In seguito alla decisione presa dal Consiglio europeo di Stoccolma di marzo di rivedere il progresso dello sviluppo sostenibile in tutti i suoi aspetti ai vertici annuali dell'UE che si tengono in primavera, l'AEA intende elaborare le future relazioni di Environmental signals e fissarne i tempi di pubblicazione così da contribuire nel modo più efficace possibile a tale processo.

La versione integrale di Environmental signals 2001 è pubblicata sul sito Web dell'AEA al seguente indirizzo http://reports.eea.europa.eu/signals-2001/index_html

Informazioni sull'AEA

L'Agenzia europea per l'ambiente opera a favore di uno sviluppo sostenibile e di un miglioramento significativo e quantificabile dell'ambiente in Europa, offrendo informazioni tempestive, mirate, pertinenti e affidabili agli organismi direttivi e al pubblico. Istituita dall'Unione europea (UE) nel 1990 con il regolamento n. 1210/90 (modificato dal regolamento n. 933/99 del Consiglio), l'Agenzia è il fulcro della rete europea d'informazione e di osservazione in materia ambientale (EIONET) costituita da circa 600 organismi e istituti attivi nel settore ambientale in tutta Europa.

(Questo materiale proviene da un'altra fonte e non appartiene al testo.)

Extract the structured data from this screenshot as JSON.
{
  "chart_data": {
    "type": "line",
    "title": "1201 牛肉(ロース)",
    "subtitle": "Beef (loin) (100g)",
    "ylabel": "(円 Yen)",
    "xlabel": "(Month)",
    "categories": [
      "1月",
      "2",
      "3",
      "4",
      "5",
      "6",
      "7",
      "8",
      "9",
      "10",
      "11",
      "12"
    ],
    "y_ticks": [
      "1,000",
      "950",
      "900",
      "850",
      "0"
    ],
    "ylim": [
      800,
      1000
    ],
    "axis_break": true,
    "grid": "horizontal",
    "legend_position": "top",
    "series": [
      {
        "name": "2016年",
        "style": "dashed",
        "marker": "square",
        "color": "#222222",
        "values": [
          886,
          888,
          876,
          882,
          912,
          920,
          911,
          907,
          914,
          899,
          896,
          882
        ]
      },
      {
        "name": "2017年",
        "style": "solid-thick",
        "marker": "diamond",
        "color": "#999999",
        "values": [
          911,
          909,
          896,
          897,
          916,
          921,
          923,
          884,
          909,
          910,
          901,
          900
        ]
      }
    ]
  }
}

Situata a Copenaghen e operativa fin dal 1994, l'AEA è aperta a tutti i paesi che ne condividano gli obiettivi e siano in grado di partecipare alle sue attività. Attualmente ne fanno parte 18 Stati membri: i 15 Stati membri dell'Unione, Islanda, Norvegia e Liechtenstein, membri a loro volta dell'Associazione europea di libero scambio (EFTA). I 13 Paesi dell'Europa centrale e orientale e del bacino del Mediterraneo candidati all'adesione all'Unione europea dovrebbero diventare membri dell'AEA nei prossimi mesi. L'Agenzia sarà il primo organismo comunitario ad accogliere questi Paesi.